According to a survey by the Centre for the Protection of Afghan Women Journalists around September, there were only 39 women journalists working in Kabul, a steep decline from 700 in 2020. The capital city alone had 108 media outlets, employing 4,940 people in 2020.

Also read: Taliban Brutally Torture Journalists Covering Women’s Protest Rallies at Kabul

The IFJ, through the report, has urged “the international community to extend support in the shape of humanitarian assistance, visas, relocation, work permits and support for women journalists to continue their profession.”

The interviews in the report reveal the daily risk and mortal fear many women journalists live in, in addition to the sudden end of their careers. One of those interviewed is Amal, a television news reporter in northern Afghanistan whose brother and father were killed by the Taliban and who has to be on constant move to keep herself safe amidst threats and intimidation by the ruling forces.

Since November 2020, a total of 12 journalists have been killed and 230 journalists have faced injuries, beatings, threats and insults, the report quotes from the Afghan Journalists’ Safety Committee’s finding. Since the Taliban took over in August 2021, at least 67 journalists have faced violence.

The report also focuses on the financial and diplomatic hurdles involved in ensuring safety for the women journalists who are most at risk, noting that governments should be doing more to ensure their safety.

Most women interviewed pointed towards the sustained threat of the Taliban, even when they were not in power – which in turn, lends credence to fears that the Taliban’s promise of a lenient rule were probably hollow.

Noor Begum, a 39-year-old journalist in exile notes that members of the Taliban had destroyed the exclusive radio and television stations she had built in 2015, 2016 and finally, August 2021.

Begum’s efforts to train women in journalism and broadcasting met with threats by both the Taliban and religious scholars, but she was largely undeterred, moving houses thrice with her family. Now, having escaped the country, Begum has to start afresh in the US, where there are restrictions for shelter camp residents.

“I want to show the Taliban and their allies that women never accept defeat,” she is quoted as having said.

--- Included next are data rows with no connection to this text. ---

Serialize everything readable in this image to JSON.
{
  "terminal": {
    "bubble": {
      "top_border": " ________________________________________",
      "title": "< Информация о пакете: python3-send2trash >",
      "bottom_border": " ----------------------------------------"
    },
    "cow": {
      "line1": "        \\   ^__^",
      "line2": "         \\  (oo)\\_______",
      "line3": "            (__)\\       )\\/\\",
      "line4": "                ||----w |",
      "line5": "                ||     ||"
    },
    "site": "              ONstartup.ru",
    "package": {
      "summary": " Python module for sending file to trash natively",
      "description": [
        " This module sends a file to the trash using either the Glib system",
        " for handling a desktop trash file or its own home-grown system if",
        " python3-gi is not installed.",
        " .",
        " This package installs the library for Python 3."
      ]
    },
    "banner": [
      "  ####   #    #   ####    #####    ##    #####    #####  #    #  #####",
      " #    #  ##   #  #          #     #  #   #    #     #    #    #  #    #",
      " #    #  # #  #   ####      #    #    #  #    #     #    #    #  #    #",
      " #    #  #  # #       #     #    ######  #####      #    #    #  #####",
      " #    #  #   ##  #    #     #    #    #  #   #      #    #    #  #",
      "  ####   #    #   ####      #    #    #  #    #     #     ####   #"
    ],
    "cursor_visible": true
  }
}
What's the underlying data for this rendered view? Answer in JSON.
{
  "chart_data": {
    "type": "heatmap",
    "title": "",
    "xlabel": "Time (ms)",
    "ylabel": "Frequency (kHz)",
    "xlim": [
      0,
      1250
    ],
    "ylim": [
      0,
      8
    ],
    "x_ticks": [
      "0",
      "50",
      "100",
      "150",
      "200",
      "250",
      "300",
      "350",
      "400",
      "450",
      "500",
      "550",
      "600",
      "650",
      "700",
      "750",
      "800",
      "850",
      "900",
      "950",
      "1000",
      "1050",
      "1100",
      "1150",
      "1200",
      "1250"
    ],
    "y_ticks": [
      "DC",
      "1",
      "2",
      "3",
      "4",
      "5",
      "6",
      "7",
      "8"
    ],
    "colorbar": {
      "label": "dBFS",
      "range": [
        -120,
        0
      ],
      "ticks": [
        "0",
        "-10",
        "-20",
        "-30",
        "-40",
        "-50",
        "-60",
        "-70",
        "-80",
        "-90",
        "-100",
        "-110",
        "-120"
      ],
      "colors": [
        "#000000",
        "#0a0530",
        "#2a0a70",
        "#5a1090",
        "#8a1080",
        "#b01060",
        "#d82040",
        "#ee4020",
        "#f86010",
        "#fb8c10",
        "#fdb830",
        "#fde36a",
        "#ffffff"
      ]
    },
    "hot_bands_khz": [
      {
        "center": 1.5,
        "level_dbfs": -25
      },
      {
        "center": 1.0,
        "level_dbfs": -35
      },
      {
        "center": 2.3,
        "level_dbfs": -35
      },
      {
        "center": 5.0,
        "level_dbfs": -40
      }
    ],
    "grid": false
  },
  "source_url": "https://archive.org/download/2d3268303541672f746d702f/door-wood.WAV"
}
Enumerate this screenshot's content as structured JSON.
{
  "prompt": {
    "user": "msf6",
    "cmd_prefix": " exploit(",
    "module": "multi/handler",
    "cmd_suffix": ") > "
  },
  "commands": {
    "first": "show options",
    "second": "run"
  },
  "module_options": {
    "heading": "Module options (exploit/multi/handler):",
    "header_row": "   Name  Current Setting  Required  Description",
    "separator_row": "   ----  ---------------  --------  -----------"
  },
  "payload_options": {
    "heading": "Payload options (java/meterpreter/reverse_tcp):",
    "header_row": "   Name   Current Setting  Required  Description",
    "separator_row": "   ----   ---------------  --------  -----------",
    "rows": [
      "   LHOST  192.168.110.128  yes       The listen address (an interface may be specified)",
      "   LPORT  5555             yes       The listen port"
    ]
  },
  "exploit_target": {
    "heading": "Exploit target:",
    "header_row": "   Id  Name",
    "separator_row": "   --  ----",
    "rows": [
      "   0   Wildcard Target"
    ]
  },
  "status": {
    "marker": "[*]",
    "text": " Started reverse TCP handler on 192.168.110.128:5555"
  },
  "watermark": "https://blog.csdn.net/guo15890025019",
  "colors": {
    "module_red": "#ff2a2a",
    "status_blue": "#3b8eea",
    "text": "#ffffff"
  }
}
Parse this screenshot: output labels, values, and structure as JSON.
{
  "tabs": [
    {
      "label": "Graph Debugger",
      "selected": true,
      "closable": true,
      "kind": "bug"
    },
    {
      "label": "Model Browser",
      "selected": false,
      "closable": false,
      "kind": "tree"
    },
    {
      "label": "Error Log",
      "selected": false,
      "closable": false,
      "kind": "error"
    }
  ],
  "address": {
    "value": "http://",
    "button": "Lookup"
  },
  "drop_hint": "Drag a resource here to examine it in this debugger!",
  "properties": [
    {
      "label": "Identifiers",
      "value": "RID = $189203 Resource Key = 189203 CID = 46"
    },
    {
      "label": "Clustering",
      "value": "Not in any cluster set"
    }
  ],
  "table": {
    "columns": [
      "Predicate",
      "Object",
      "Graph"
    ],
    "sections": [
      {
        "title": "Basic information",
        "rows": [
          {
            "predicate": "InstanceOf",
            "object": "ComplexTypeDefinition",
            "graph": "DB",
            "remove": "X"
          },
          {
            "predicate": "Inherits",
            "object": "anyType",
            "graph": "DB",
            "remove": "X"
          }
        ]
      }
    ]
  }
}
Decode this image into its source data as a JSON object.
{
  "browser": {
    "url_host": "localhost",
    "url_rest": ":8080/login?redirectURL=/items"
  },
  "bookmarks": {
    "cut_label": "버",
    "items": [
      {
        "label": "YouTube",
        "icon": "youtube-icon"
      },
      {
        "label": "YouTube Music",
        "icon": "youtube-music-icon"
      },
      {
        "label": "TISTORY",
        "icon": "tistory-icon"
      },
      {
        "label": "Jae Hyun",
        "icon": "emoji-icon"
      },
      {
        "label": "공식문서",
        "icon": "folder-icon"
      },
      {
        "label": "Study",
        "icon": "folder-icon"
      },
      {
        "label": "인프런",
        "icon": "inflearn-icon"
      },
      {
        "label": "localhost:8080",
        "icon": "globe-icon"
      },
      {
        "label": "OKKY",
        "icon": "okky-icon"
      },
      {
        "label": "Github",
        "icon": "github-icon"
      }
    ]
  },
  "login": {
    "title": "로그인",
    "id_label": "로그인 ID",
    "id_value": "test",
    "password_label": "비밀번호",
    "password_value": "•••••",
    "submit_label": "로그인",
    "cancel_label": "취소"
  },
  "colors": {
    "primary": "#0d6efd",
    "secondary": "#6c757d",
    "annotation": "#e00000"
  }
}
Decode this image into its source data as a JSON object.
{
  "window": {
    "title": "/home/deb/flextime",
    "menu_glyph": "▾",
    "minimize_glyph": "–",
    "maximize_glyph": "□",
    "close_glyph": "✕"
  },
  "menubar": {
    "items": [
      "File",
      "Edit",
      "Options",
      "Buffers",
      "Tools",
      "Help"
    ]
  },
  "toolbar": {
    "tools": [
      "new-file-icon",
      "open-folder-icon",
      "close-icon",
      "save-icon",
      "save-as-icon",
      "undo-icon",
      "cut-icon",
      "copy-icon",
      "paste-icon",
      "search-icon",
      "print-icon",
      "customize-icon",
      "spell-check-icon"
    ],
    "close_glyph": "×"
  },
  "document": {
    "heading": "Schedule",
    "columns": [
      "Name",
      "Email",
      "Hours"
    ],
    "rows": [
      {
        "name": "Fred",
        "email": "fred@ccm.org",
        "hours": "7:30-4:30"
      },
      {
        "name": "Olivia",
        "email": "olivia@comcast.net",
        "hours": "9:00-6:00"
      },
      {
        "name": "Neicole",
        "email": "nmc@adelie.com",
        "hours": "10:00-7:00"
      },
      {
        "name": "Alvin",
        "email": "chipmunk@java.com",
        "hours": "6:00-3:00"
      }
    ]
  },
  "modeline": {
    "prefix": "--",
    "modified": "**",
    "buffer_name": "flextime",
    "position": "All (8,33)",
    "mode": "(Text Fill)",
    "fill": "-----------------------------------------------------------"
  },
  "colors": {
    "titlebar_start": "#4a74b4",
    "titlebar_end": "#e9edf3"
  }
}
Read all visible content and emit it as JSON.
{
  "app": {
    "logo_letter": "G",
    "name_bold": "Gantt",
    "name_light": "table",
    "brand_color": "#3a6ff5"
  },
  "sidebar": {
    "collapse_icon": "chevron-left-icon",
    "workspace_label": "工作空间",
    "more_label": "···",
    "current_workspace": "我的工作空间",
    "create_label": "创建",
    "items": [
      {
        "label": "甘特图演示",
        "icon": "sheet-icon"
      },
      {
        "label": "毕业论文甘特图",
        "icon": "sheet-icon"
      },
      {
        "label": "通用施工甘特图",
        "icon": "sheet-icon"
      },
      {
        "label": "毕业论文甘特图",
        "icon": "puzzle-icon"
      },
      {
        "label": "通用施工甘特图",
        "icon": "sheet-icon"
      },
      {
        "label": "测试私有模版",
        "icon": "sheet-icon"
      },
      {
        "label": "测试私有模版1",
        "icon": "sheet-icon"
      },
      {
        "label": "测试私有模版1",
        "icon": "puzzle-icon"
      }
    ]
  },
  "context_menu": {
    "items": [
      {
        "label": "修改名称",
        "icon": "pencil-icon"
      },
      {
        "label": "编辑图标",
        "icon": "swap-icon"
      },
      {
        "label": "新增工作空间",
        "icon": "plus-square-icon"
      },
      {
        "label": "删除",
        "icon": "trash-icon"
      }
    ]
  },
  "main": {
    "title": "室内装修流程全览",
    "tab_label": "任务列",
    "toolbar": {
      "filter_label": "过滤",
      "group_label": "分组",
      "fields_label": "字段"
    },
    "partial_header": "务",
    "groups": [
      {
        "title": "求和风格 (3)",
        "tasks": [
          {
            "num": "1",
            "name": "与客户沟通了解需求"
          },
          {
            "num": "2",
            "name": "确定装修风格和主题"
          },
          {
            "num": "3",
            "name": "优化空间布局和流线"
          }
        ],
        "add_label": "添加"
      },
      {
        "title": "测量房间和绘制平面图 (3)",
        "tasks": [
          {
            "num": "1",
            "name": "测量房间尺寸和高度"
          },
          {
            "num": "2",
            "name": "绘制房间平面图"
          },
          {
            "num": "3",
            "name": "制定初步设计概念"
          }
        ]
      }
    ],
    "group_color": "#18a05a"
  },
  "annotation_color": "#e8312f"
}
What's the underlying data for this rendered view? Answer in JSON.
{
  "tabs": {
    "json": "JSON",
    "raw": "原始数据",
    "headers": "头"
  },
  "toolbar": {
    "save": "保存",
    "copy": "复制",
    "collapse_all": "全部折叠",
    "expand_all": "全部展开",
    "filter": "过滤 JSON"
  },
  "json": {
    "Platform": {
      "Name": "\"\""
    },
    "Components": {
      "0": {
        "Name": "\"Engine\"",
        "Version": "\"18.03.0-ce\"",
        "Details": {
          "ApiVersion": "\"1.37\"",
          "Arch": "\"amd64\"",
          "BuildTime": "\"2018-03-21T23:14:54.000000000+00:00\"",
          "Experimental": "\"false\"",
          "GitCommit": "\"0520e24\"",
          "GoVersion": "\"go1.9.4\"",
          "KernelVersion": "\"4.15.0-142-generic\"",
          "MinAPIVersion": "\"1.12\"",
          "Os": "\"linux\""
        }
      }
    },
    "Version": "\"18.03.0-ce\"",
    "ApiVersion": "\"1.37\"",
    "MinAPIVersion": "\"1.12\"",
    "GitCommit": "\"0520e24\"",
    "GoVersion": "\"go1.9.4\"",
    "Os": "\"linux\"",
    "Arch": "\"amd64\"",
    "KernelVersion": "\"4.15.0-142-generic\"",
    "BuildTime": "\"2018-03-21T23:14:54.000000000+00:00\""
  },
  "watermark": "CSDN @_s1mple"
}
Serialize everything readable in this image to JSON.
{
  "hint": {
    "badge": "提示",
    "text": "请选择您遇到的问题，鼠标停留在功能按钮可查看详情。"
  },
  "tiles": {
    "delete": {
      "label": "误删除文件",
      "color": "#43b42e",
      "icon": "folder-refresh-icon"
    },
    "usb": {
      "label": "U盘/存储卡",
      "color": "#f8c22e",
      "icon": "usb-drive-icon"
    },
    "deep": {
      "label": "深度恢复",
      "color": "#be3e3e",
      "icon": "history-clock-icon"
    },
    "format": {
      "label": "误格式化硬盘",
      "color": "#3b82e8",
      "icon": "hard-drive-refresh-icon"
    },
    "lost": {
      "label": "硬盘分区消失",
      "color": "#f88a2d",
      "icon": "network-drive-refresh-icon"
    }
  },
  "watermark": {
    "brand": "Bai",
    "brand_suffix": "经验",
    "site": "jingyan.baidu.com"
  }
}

Also read: ‘Ominous Sign,’ Says CPJ as Taliban Remove Women News Anchors, Beat up Reporters

Journalists quoted in the report, even those who have escaped like Begum, speak of excruciating worry of members of their family and colleagues left behind. A 25-year-old TV presenter and reporter who managed to flee to Turkey, for instance, could only bring three of her family members.

From Canada, the veteran journalist Makia reflects on overlapping threats that makes it impossible to work as a journalist in Taliban-ruled Afghanistan any more.

“A lot of them are beaten by the Taliban and hence it is a disaster for me and all my colleagues that they are still in Afghanistan. I want to [tell] the international journalists’ organisations and their countries to take them, real journalists, from Afghanistan. They
struggle for human rights, for our country and for their job,” she says.

The journalists all speak of long-held dreams of being successful in the profession, with a 19-year-old Kabul reporter noting that the regression that the field has suffered under the Taliban will take “another 20 years” to reverse.

The journalists’ work span radio, online and television outlets, all of which are paused now.

According to UNHCR estimates, as of November 2021, 3.4 million people in Afghanistan have been uprooted by conflict, with a large majority being women and children.

In September, a group of UN human rights experts identified Afghan journalists and media workers, particularly women, at heightened risk and called on all States to provide urgent protection to those seeking safety abroad, the report notes, calling for humanitarian assistance and shelter for those at risk.